The dream circled around and around in her thoughts. Raena shook her head, trying to shake the dream images away. Her mind just wouldn’t clear.

Disgusted with herself, she went to dress. She might as well get some use out of the day. Maybe she could get Vezali’s help making some modifications to her gym to make working out more of a challenge.

The lights flickered on in welcome as Raena stepped into her gym. She stood in the doorway, wondering whether she knew the room well enough that she could work out in the dark.

She stepped back into the passageway and opened the panel by the door, hitting the switch to kill the lights.

That didn’t make the room completely dark, she realized. Light still filtered through the windowpane on the door. She caught herself wondering how to turn out the passage lights. Right. She could blackout the whole ship and creep around in the dark. Her crewmates would be sure to understand that.

Were the disruptions to her sleep making her irrational? Not, she supposed, as long as she recognized the craziness before she acted on it.

What was she trying to do, anyway? Hurt herself? What did she have to prove? She was never, ever going to be anywhere that was completely dark again, if she could help it.

She flipped the gym’s lights back on. Maybe she could heat the room up, find a way to make it humid. She wanted to exhaust her muscles with running and vaults. Movement. The illusion of flight. She wanted to tire herself out to the point of sleeping without dreams.

Coni waited until she was sure Raena was occupied before she switched off all her monitors and pinged Haoun to wake up for his shift. Then she backed up her notes and went to catch some sleep.

The sound of their door opening roused Mykah, who smiled sleepily at her. He inched over in their bunk, making room, as she hung up her jacket and stepped out of her skirt. Coni slipped under the coverlet and snuggled close to Mykah, breathing him in. The salty metallic smell of his body had turned her stomach when she met him on Kai, but she’d gotten used to it. Usually she found it erotic, but her brain was too tired to act on her impulses now.

Mykah stroked his fingers through the fur under her chin. “How’d you spend your evening?”

“Raena has me setting up a new identity for her,” Coni said sleepily.

“Really?”

“Well, it’s only sort of new.

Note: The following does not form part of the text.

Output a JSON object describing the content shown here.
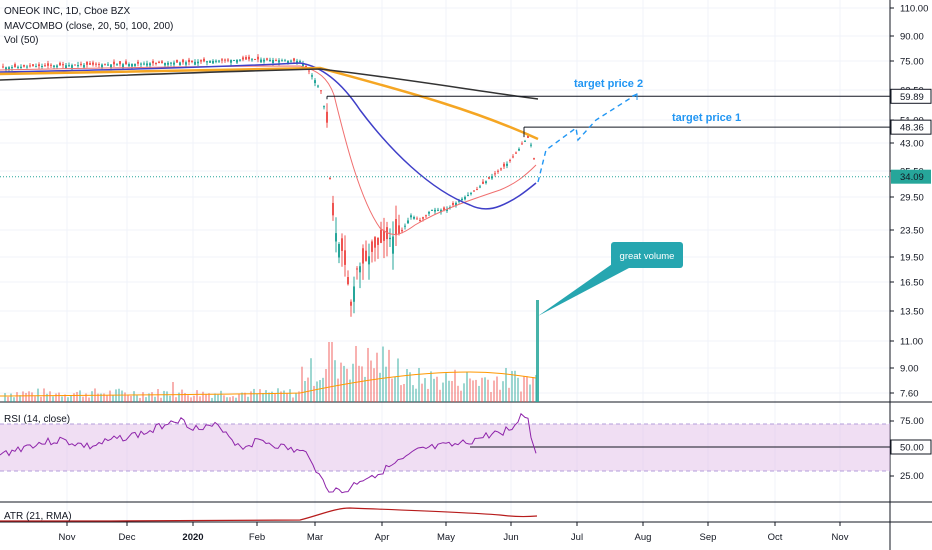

She wants to keep her name and masquerade as her own daughter. But she wants a birth certificate and school transcripts and some record of herself as a real person in the galaxy.”

“That seems reasonable,” Mykah said. “She can’t really leave the ship on any sort of civilized world. If she gets picked up for anything, there are going to be questions about who she is and where she’s been. If they run a DNA trace on her and find out who she was, they’re going to connect her to Thallian—and she’s going to stand trial for his crimes unless she can prove her imprisonment. And we didn’t find any evidence of that. Did we?”

“No,” Coni said. “We have her word that she was imprisoned all those years, along with the knowledge she had of the grave robbing and the recording she hacked of the avalanche that killed Thallian’s men. But we don’t have any evidence that she was actually imprisoned in that tomb.”

“Except that she’s physically twenty,” Mykah pointed out. “She hasn’t aged since the War, so some kind of Templar tech was involved.”

“I’m still trying to figure that out,” Coni said. “She says the Templar stone kept everything inside it from rotting or falling apart. Does that mean it’s like a super-refrigerator, cold inside? Or does that mean that it warps time somehow?”

“Whoa,” Mykah said. “Are you serious? You think the Templar stone warps time?”

“I don’t know. There’s no research on it, but that’s not unusual. There’s so little research on most Templar tech. Let’s say that it does warp time somehow. That would explain her apparent age. Maybe if we all slept inside Templar caves, we could become immortal.”

“That would be a story to unveil,” Mykah said, yawning.

“Except that who would want to be immortal?” Coni argued. “I don’t know what other use the time warping might be …”

She realized that Mykah had fallen back to sleep already. She curled up against him, her face buried in his shoulder, breathing his salty metallic smell. This was home to her now.